As shown in FIG. 2, a prior art holder for an end mill, a drill and other cutting tools for drilling and boring comprises a holder body 1 which can be inserted in a spindle of a machine tool and a collet 2 inserted in the body 1 so as to be aligned with its axis. After inserting a cutting tool 3 into the collet 2, the collet is pulled backwards along a tapered portion 4, so that its diameter will be reduced so as to chuck the cutting tool 3.

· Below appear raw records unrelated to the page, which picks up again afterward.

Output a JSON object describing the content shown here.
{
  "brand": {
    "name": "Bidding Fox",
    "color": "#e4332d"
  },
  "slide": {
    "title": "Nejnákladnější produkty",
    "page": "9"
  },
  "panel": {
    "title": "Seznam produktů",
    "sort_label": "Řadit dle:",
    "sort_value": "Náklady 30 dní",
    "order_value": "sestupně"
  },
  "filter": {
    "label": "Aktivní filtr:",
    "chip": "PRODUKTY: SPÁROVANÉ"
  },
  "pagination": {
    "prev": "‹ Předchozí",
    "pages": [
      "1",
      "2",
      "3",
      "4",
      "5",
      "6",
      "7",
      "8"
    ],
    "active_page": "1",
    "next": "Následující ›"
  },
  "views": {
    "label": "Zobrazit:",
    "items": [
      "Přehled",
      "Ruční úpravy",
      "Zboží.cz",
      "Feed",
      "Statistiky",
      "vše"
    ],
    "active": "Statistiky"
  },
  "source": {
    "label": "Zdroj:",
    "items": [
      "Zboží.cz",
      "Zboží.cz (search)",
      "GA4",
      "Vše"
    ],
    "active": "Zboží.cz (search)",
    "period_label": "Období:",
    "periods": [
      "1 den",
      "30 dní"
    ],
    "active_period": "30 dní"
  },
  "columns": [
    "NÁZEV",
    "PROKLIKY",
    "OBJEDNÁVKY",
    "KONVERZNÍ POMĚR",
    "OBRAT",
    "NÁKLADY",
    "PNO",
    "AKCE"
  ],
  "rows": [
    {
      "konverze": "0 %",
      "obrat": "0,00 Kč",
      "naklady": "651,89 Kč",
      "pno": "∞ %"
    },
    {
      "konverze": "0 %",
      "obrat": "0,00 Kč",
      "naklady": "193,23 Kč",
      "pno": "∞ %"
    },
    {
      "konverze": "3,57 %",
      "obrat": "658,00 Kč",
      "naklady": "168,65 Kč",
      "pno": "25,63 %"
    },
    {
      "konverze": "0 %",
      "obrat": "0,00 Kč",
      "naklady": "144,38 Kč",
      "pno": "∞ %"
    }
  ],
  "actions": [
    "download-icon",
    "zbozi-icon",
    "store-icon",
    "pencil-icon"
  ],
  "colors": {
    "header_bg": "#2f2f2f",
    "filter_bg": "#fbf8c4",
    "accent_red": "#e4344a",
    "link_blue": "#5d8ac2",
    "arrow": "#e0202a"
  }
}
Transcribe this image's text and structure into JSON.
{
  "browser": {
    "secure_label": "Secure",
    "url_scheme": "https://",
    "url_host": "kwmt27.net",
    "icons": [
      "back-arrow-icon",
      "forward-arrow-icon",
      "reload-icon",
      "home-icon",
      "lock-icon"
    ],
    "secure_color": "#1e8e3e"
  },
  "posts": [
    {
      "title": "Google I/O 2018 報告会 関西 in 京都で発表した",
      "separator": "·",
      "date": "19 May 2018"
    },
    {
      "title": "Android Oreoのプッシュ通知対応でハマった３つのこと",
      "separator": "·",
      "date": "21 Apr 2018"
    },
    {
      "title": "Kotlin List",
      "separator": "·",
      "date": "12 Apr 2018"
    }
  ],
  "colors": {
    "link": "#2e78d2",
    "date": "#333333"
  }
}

As means for moving the collet 2 back and forth, it is known (a) to draw a drawing screw 5 in threaded engagement with the collet 2 by means of a rod from the side of the machine tool (direct drawing method), (b) to screw a locknut 6 on the holder body 1 as shown by chain lines and tighten it and (c) to move a pin 7 extending transversely through the drawing screw 5 in an axial direction by turning a clamping collar 8, as shown by solid lines in FIG. 2.

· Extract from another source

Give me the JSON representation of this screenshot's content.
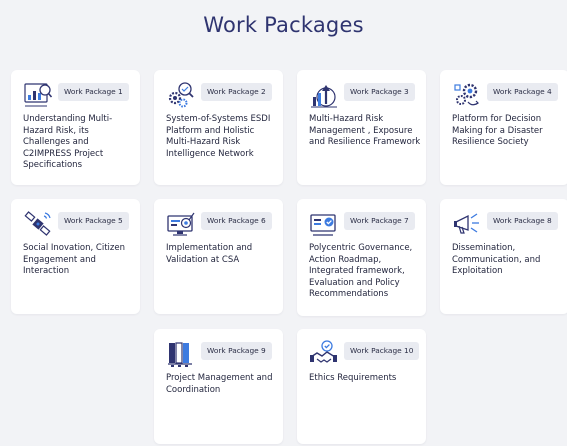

In the drawing, numeral 9 designates through holes in the holder body 1 through which the pin 7 extends. They have a width (in the circumferential direction of the body 1) which is equal to the diameter of the pin 7 and have a predetermined length (in the axial direction of the body 1). The pin 7 is received in the through holes 9 so as to be movable axially but not circumferentially with respect to the holder. Numeral 10 designates a screw ring in which the pin 7 is fitted. The screw ring 10 is in threaded engagement with female threads 8a on the clamping collar 8. As the clamping collar 8 is turned, the pin 7 is moved right and left by the screw ring 10. Numeral 11 designates a bearing.
A spring collet 2a as shown in FIGS. 7a and 7b is chiefly used with the above described collet for moving method (c). It is formed with slits 20 extending from both end faces thereof. It can hold a cutting tool with sufficient force and accuracy (degree of runout of the cutting tool being chucked).
But when this collet 2a is pulled to reduce its diameter, its segments 2a.sub.1 and 2a.sub.2 divided by respective slits 20 so as to be connected with each other at their front ends will undergo at their front ends a shrinking force F.sub.1 in the direction of the arrows in FIG. 8a. On the other hand, the segments 2a.sub.1 and 2a.sub.2, which are connected with each other at their rear ends, will undergo at their rear ends a shrinking force F.sub.2 in the direction of the arrows in FIG. 8b. In other words, the clamping forces F.sub.1 and F.sub.2, which differ in direction from each other, act on the segment 2a.sub.1 at its front and rear ends, respectively. This will cause the segment 2a.sub.1 to be twisted in the direction of its length. All the segments 2a.sub.1 to 2a.sub.8 will be subjected to the same kind of twist.
The rate of twist increases with an increase in the shrinkage of diameter. The larger the rate of twist, the more the accuracy will decrease. Thus with this type of collet 2a, it is necessary to set the shrinkage rate (rate of reduction in diameter) at about 0.2 mm in order to give a satisfactorily accurate finish in end milling by use of the cutting tool 3.
The abovementioned problem could be solved by increasing the number of slits. But the structure is limited to 16 slits (8 slits extending from each end) in view of the strength of the entire collet.
FIG. 9 shows a collet 2b which is mainly employed with the moving methods (a) and (b). It comprises a trucated conical portion 21 and a cylindrical portion 22 integral with each other at the small-diameter end of the portion 21. The collet 2b is formed with a plurality of slits 20 arranged at equal angular intervals from one another and extending axially and inwardly from the tool receiving opening a for inserting a cutting tool 3. The number of slits 20 is usually 3, 4 or 6.
But if this collet 2b is used to chuck a cutting tool 3 having a diameter considerably smaller than the inner diameter of the collet 2b as shown in FIG. 10, there will be a gap between the inner surface of the truncated conical portion 21 and the outer surface of the cutting tool 3 as shown in FIG. 10b. This makes it difficult to grip the cutting tool with sufficient force and accuracy. Thus if the collet 2b is used for end milling, the shrinkage rate has to be limited to about 0.2 mm in order to give a satisfactory finish.
FIG. 11 shows another known collet 2c having a plurality of segments S which are not connected with the adjacent ones as with the collets 2a and 2b. Instead, they are bound together by means of synthetic resin c. But the use of synthetic resin c will lower the accuracy of chucking.
It is an object of the present invention to provde a method of determining a minimum mumber of segments for a collet which in view of the abovesaid shortcomings, can grip a cutting tool with sufficient force and accuracy and over a large range of tool diameters.